- Born: 1858 Mexico
- Died: c. 1930
- Education: Colorado School of Mines
- Children: Federico Goldbaum Rodolfo Goldbaum
- Relatives: Marcus Goldbaum (paternal uncle) Julius Goldbaum (cousin)

= David Goldbaum =

Mexican surveyor and politician

David Goldbaum (1858–1930) was a Mexican surveyor and politician. He served as the mayor of Ensenada, Baja California, from 1927 to 1930 and surveyed much of Baja California.

==Early life==
David Goldbaum was born in 1858 in Mexico. His father was of Polish-Jewish origin who emigrated to Mexico as a pioneer. His paternal uncle, Marcus Goldbaum, was a German-born settler in the Arizona Territory who tried to bargain with Native Americans to release their captives in 1866–1870, and was later murdered by the Apaches in 1886. His cousin, Julius Goldbaum, sold tobacco, wine and cheese through Julius Goldbaum, Inc. in Arizona; he also owned mining interests in Arizona.

Goldbaum was kidnapped with several schoolchildren as a child and released after his father paid a ransom. Shortly after, he was sent to be educated in San Francisco, California in the United States. He graduated from the Colorado School of Mines in Golden, Colorado, where he studied Mineralogy.

==Career==
Goldbaum served as the surveyor of much of Baja California, including Ensenada, where he settled. He also served as the Director of the Museo Regional in Ensenada. He then served as Mayor from 1927 to 1930.

He explored much of Baja California, where he owned mining interests. He wrote The Charles Pacheco colony, an essay of fourteen pages, in 1917. A year later, in 1918, he wrote, Indian tribes of northern district, Lower California, Mexico., an essay of twenty-three pages. That same year, he wrote Towns and villages of Lower California. in 1918.

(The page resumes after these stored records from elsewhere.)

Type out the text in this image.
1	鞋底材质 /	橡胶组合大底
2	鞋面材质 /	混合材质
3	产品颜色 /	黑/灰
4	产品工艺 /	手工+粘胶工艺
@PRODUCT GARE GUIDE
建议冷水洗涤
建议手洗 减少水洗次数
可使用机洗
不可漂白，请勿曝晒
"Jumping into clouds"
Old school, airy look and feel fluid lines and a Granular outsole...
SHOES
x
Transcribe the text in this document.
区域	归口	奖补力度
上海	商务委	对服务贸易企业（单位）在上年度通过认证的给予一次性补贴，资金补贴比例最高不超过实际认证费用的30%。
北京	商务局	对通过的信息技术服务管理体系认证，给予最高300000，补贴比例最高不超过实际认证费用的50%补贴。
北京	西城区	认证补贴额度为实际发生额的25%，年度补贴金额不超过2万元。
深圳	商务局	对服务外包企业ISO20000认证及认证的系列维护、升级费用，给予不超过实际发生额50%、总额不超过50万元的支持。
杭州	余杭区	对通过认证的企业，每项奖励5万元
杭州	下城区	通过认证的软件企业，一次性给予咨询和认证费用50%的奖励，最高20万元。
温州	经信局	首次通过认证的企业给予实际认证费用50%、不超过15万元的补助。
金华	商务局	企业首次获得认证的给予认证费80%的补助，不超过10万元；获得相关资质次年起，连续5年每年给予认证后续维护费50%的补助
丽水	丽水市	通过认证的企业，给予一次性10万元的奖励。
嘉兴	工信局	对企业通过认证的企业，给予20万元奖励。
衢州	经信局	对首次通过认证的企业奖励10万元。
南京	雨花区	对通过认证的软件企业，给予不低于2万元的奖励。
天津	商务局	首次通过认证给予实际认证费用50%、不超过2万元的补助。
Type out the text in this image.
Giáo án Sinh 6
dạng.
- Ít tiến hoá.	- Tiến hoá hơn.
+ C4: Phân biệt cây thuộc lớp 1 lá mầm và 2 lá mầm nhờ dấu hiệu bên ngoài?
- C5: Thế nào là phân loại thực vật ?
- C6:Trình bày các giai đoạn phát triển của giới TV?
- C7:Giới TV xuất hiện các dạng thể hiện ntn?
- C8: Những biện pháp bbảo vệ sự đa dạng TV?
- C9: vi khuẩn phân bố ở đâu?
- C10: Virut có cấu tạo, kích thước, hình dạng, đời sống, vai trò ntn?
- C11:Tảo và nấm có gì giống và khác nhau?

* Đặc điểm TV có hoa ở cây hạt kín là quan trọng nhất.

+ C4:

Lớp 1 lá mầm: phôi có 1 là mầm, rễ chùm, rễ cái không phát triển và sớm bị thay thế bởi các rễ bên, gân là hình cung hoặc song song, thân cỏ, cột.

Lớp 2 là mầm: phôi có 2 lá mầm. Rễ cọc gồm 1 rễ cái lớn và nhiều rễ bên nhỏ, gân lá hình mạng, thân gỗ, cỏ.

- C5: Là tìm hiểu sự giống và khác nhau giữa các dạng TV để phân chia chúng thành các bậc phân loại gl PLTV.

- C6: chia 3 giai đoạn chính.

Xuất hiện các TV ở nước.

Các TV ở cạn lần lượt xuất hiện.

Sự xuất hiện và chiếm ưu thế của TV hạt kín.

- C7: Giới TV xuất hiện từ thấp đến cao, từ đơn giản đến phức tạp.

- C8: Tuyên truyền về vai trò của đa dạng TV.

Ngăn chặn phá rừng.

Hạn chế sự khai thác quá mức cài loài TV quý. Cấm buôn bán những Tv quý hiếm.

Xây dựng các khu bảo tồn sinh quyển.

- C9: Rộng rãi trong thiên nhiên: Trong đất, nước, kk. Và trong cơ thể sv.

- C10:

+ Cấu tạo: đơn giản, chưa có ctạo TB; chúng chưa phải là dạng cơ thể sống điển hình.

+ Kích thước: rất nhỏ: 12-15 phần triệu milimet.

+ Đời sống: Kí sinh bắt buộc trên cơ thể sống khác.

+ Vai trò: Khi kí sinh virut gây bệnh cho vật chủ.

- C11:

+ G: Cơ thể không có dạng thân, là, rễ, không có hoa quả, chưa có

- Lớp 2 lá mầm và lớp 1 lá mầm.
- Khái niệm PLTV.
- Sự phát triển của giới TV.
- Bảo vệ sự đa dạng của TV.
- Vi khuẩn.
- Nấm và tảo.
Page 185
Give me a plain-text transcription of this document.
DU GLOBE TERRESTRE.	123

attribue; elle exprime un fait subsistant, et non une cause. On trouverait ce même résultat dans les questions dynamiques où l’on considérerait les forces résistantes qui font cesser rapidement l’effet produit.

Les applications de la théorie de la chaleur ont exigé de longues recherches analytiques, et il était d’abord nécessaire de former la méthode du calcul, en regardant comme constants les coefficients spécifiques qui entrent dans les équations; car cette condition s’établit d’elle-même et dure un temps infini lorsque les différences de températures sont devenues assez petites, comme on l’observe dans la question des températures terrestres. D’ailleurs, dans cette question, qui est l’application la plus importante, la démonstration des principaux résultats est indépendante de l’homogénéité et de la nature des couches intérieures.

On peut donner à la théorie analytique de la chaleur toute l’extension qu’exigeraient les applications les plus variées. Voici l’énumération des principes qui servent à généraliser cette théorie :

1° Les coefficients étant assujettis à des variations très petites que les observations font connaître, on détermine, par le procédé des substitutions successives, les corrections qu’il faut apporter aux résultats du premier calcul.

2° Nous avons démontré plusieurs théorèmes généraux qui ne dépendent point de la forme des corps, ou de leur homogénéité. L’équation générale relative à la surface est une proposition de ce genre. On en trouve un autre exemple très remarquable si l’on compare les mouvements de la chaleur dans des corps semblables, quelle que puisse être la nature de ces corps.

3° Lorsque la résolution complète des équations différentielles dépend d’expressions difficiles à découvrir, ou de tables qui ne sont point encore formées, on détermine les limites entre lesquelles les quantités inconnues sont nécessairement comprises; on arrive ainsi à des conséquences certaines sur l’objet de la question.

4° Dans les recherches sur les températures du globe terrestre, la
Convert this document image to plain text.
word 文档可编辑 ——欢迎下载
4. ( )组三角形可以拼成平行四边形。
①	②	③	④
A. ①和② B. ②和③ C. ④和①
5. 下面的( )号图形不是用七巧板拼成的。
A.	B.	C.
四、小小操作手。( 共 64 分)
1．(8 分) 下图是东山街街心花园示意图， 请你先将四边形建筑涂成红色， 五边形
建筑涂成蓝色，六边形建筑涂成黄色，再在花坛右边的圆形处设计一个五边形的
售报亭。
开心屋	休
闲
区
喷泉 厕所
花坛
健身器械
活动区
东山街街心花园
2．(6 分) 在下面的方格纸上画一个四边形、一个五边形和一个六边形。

Goldbaum co-wrote Towns of Baja California: A 1918 Report. It was rediscovered by Ellen C. Barrett in 1954 and translated into English by William O. Hendricks of the Sherman Foundation. In a 1972 academic review written by Dr. W. Michael Mathes, an Associate Professor of History at the University of San Francisco, for The Journal of San Diego History, Mathes suggested it was "rather brief", with "a well-researched and well-written introduction and extensive historical notes on each settlement".

In 1930, shortly before his death, he wrote Lower California, Its History, Resources, Possibilities and Opportunities: Fishing, Hunting and Points of Interest.

According to the Jewish Telegraphic Agency, he was "a personal friend" of Presidents Porfirio Díaz, Plutarco Elías Calles and Emilio Portes Gil.

==Death==
He died in 1930. His two sons, Federico and Rodolfo, died of the yellow fever.

==Legacy==
The Crassinella goldbaumi, a mollusk mostly found in Baja California, was named in his honor.